Though rewards have the power to drive consumer adoption, once that consumer is enrolled, the merchant has a platform and the economics, Goodrich contends, to open the door to continued access to deepen the consumer relationship.
But what about the bigger ask of the consumer — the ask of them to download another app to their phone? Is saving a few cents per gallon really that much of a motivator?
ZipLine says that it is, and in the case of convenience stores and gas stations, consumers are very willing to install the app if it means they get something in return. That something in return can be as simple as receiving a message on the mobile device while a consumer is pumping gas that there’s a free coffee waiting for them if they come into the store. Goodrich says that ZipLine’s experience is that, whether it’s a free donut, double rewards points or a discount on gas, most consumers are ready and willing to accept the offer — and do.
ZipLine estimates that it has over 1 million active users across its merchant-centric mobile platform, with its highest-performing merchant having a nearly 40 percent ZipLine penetration of its payment mix.
“That’s extraordinary when you think that usage actually exceeds well-known card brands,” Goodrich said, adding that ZipLine has “quietly snuck up as a relevant payment type in that regard.”
He attributes it to the underlying premise that it’s not so much about a lower-cost form of payment but the fact that merchants can cultivate a more meaningful and direct relationship with a customer.
Goodrich says that the real proof in the pudding is that, even when gas prices began to drop and didn’t surge right back up as they often do, ZipLine saw virtually no impact to its adoption and usage rates. Even Goodrich admitted he was a bit nervous about what might happen when the nearly $5.00 a gallon prices dropped to roughly $2.00 per gallon but was pleasantly surprised to see that sticky consumers actually remained sticky.
“What happens when prices are high is that a consumer that may have played the field and shopped at a variety of places for petroleum and in-store products will now typically shop at that merchant only, and for some of our retailers, that represents a 5 to 6 percent increase chain-wide,” Goodrich noted.

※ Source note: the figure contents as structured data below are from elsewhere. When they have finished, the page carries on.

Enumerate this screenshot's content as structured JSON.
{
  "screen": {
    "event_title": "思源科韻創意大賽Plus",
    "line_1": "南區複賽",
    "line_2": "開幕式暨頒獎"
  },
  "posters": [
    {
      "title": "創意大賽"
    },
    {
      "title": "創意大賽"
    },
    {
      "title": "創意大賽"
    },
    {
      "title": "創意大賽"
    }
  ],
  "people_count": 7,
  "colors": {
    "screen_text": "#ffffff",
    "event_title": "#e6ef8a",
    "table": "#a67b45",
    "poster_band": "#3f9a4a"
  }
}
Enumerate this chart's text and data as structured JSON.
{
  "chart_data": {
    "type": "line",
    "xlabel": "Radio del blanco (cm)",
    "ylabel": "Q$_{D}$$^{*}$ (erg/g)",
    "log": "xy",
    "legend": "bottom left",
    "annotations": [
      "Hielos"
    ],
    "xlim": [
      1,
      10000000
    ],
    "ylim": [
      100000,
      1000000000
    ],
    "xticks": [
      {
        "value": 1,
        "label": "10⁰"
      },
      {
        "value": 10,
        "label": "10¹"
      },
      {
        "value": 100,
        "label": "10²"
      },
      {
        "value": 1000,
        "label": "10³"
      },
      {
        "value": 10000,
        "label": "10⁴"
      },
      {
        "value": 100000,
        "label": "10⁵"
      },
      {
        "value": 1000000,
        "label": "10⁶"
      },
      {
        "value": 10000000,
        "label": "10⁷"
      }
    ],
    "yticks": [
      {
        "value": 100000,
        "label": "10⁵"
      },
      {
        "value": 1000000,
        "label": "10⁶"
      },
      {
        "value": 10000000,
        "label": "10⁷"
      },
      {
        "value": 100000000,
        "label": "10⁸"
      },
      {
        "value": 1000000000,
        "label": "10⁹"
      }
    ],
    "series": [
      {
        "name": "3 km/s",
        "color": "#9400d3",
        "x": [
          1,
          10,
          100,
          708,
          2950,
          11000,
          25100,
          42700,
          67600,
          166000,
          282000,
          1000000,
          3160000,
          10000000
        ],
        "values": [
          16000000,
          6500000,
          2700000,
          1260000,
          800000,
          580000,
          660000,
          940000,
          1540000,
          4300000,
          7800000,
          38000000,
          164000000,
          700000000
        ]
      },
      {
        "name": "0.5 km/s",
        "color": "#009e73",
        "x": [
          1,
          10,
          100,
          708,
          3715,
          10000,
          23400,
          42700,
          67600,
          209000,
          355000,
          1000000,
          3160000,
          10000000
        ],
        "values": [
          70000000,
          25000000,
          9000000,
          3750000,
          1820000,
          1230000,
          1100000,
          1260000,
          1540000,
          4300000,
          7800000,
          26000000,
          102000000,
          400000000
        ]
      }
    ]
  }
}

“That’s pretty tremendous when you think about a retailer getting a 5 to 6 percent increase in sales based on a payment type that is probably only used by about quarter of its consumers.”
Now, Goodrich says that ZipLine is beginning to look outside the c-store vertical again and is working with companies that already have mobile integrations with a variety of POS terminals but may not currently have an ACH platform in place as part of that offering.
Goodrich said the capabilities are in place that would allow ZipLine to turn its system on to be used among multiple merchants. It’s even had discussions with some of its convenience and petroleum partners about identifying synergistic retailers or other verticals where this payment type could be accepted, such as CVS or Rite Aid.